What makes this moment fascinating is that Chrome and its challengers share the same foundation: Chromium. But Comet and Atlas turn that shared core into something new. They are building intelligent browsers rather than display browsers.
Industry observers have called this “the first structural challenge to Chrome’s dominance in twenty years.” The stakes are enormous. Will Google embed Gemini more deeply into Chrome to stay ahead? Or will it hold back, constrained by the need to protect its ad-driven model?
Either way, the ground has shifted. The next browser war will not be fought over speed or extensions. It will be fought over intelligence, who can make the browser think better, act smarter, and understand the user more deeply.

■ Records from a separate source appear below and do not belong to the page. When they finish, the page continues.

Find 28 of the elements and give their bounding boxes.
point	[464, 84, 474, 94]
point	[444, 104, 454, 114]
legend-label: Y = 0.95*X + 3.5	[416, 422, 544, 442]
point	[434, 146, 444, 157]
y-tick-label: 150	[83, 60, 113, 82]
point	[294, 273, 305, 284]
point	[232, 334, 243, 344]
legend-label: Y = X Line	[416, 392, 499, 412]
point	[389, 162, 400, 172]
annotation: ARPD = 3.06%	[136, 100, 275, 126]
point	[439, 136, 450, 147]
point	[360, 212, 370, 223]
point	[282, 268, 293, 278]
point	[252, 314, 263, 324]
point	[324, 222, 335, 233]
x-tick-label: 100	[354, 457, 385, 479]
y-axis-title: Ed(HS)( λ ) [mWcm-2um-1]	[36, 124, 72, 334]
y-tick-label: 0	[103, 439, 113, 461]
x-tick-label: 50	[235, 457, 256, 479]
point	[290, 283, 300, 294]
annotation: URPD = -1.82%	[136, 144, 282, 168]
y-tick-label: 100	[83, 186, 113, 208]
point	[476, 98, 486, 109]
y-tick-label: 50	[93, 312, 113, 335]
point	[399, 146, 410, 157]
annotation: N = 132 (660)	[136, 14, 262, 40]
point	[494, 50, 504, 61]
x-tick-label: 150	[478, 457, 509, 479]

Risks and the New Web Contract
Of course, with power comes risk. Agentic browsing gives the browser greater access than ever before. These assistants can see your open tabs, your forms, even your credentials. Researchers have already pointed to vulnerabilities in “web-use agents” that could expose sensitive data.
We are entering what I like to call a new web contract. We will need to decide how much autonomy we want to give our browsers and how much visibility we are willing to lose in exchange for convenience. It is a strange paradox. To gain freedom, we may have to surrender a bit of control.
This trade-off will define the next phase of the internet. Just as we once learned to trust cloud storage and digital payments, we will now need to learn how to trust agentic systems that can act on our behalf.
The Future Is Browsing You
The browser began as a window to the web. Then it became a habit. Now it is becoming a partner.
In the years ahead, it might not just open links or tabs. It may anticipate what we need, gather context before we ask, and execute actions while we focus elsewhere. The web will begin to feel less like a vast ocean we navigate and more like an ecosystem that understands us.
This is the dawn of the agentic web, a place where human intent meets machine initiative, and where our commands evolve into conversations. Browsing as we know it may become a relic of an earlier internet, replaced by a world where information flows through cooperation between user and agent.
Chrome may still hold the crown, but the throne itself is changing shape. We used to open browsers to explore the web. Now, browsers are learning to explore it for us.